Rateada a conta, ainda na mesa, Felipe anunciou um último relato naquela noite, entre tantos outros, sobre sua rápida passagem pela Europa.
Felipe pôs-se a falar do Berliner Ensemble, o sagrado teatro de Brecht, em Berlim, onde, por volta de 1972, assistira à estréia de uma peça chinesa, especialmente produzida para estrangeiros. Tratava-se de uma impressionante narrativa quase sem texto e abundante em recursos cênicos, mas que o trabalho dos atores conseguiu, muito claramente, traduzir a um público constituído por diversas nacionalidades o melhor da expressão humana, essa linguagem universal da luta pela vida. A obra descrevia uma história do tempo em que na China era permitido substituir um animal de tração pelo homem em veículos denominados riquixás, destinados a conduzir passageiros.
Foi mais ou menos o que contou Felipe:
Em Pekim vivia um certo cule* que enviuvara há pouco. O trabalhador tinha um filho, de uns dez anos, que freqüentava o único tipo de escola então existente, privilégio apenas concedido aos que podiam usar trajes nobres. Ludibriando as atenções de todos, o pobre chinês havia introduzido seu filho no estabelecimento, o que lhe sobrecarregara de despesas ainda mais pesadas. Por esse motivo, à custa de esforços sobrehumanos, aquele homem trabalhava mais dos que os outros da profissão, fato que lhe trouxera a irremediável atrofia de alguns músculos. Buscando evitar dores ainda mais atrozes, sempre que caminhava sem o apoio dos braços do riquixá ele tinha que se contorcer terrivelmente, a cada passo.
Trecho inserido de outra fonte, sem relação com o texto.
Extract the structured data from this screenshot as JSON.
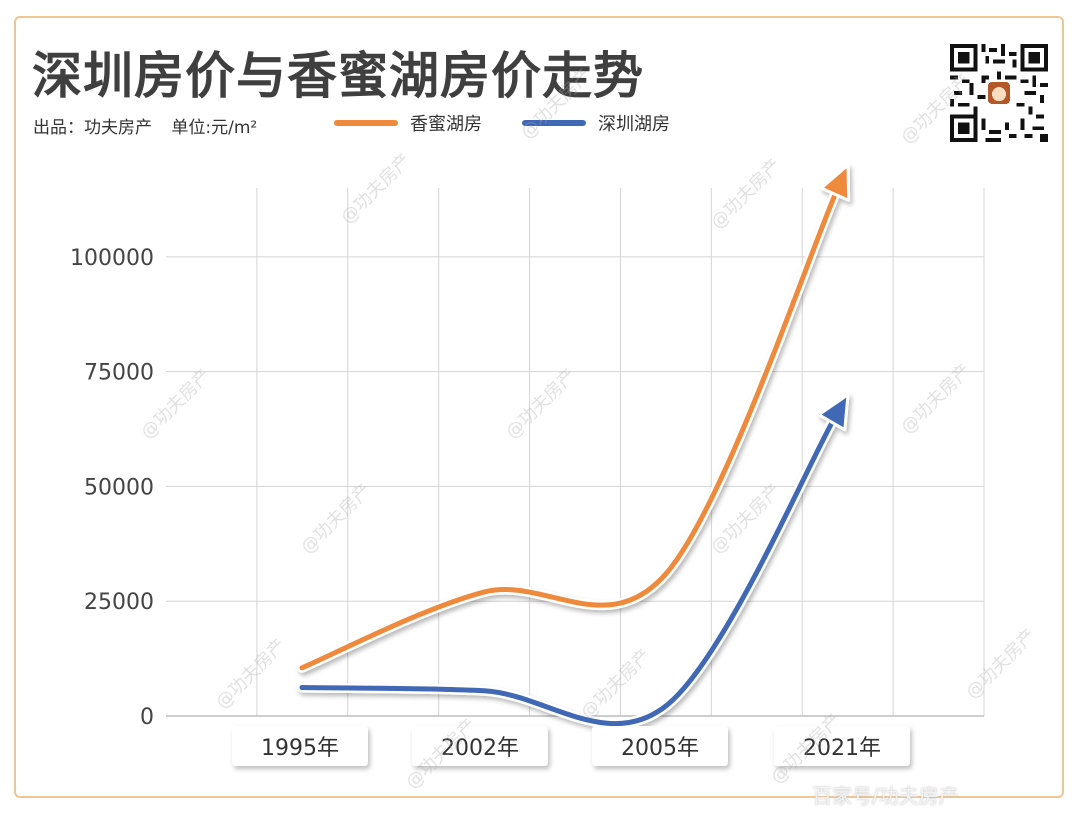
{
  "title": "深圳房价与香蜜湖房价走势",
  "source_label": "出品：功夫房产",
  "unit_label": "单位:元/m²",
  "watermark_text": "@功夫房产",
  "footer_text": "百家号/功夫房产",
  "colors": {
    "orange": "#ef8a3c",
    "blue": "#3f68b5",
    "grid": "#d4d4d4",
    "border": "#f0c690"
  },
  "chart_data": {
    "type": "line",
    "categories": [
      "1995年",
      "2002年",
      "2005年",
      "2021年"
    ],
    "ylim": [
      0,
      115000
    ],
    "yticks": [
      0,
      25000,
      50000,
      75000,
      100000
    ],
    "xlabel": "",
    "ylabel": "",
    "legend": "top",
    "grid": true,
    "series": [
      {
        "name": "香蜜湖房",
        "color": "#ef8a3c",
        "values": [
          10500,
          27000,
          31000,
          120000
        ]
      },
      {
        "name": "深圳湖房",
        "color": "#3f68b5",
        "values": [
          6200,
          5500,
          2200,
          70000
        ]
      }
    ]
  }
}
Transmitido um endereço, o cule simplesmente memorizava o local onde deveria deixar o passageiro e, seguindo o caminho traçado, ele próprio se transferia em sonhos para a escola. Via o menino, assim, protegido como os outros estudantes, preparando-se para um futuro repleto de felicidades, longe da miséria que oprimia sua gente no mundo real. Como combinaram certa vez pai e filho, pelas tardes o homem aparecia na escola, onde se fazia passar por um serviçal especialmente contratado para transportar aquele aluno de poucas conversas. Ao se despedir dos colegas, o menino não cumprimentava o pai. Com gestos nobres, acomodava-se no veículo e o silêncio de ambos apenas era rompido a meio caminho do bairro em que moravam. Era o instante em que trajes, comportamento e a própria fisionomia do jovem se transformavam como num passe de mágica.
Repetia-se a cena em que chegando em casa o chinês abraçava demoradamente o filho. Depois, sempre mais atento e surpreso, ouvia relatos do estudante enquanto se dedicava ao restante dos afazeres.
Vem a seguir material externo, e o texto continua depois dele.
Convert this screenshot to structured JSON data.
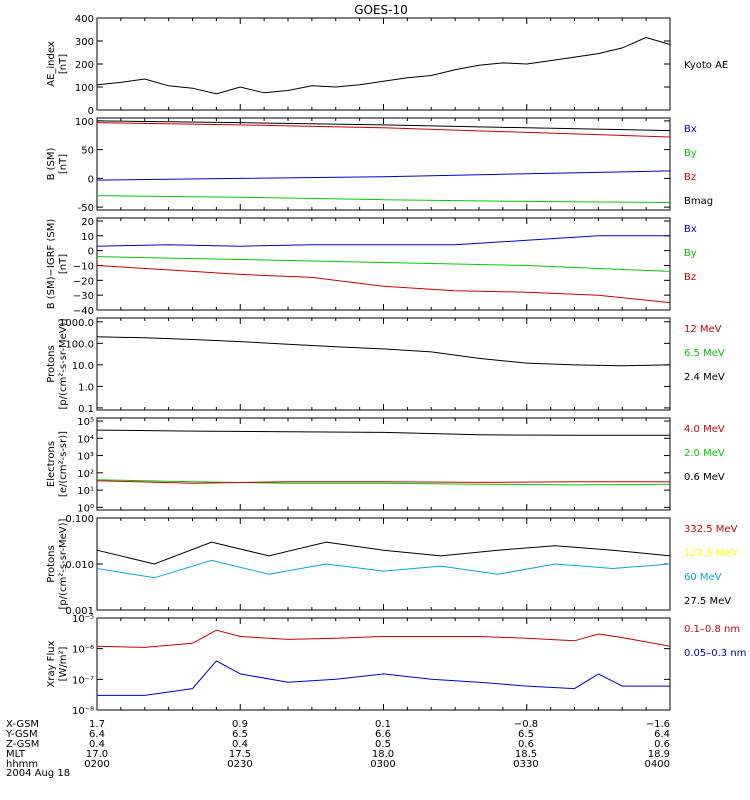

Aconteceu que numa certa manhã, em frente à universidade, dois homens subiram ao veículo. Às gargalhadas, lembravam-se dos detalhes de um novo plano econômico de que eram mentores. Prestes a ser executado pelo governo, o plano multiplicaria a fortuna de uma insignificante parcela da sociedade e tornaria ainda mais terrível a vida do povo. Nunca, em toda a vida, o prestimoso cule admitiu ouvir uma conversa entre passageiros. Mas, naquele exato momento, libertando-se do riquixá, o trabalhador lançou os dois velhacos para trás. O corpo aleijado, entre gemidos curtos e incontroláveis, percorreu várias ruas até alcançar o portão da escola. Desesperado, o chinês invadiu a sala de aula e retirou dali, nos braços e para sempre, o seu querido e único filho.
*cule – nome que os colonizadores ingleses davam aos trabalhadores humildes da China e da Índia. Na ortografia apor-tuguesada, se estabeleceu também a forma cúli. Há bem pouco, usava-se apenas coolie, no inglês.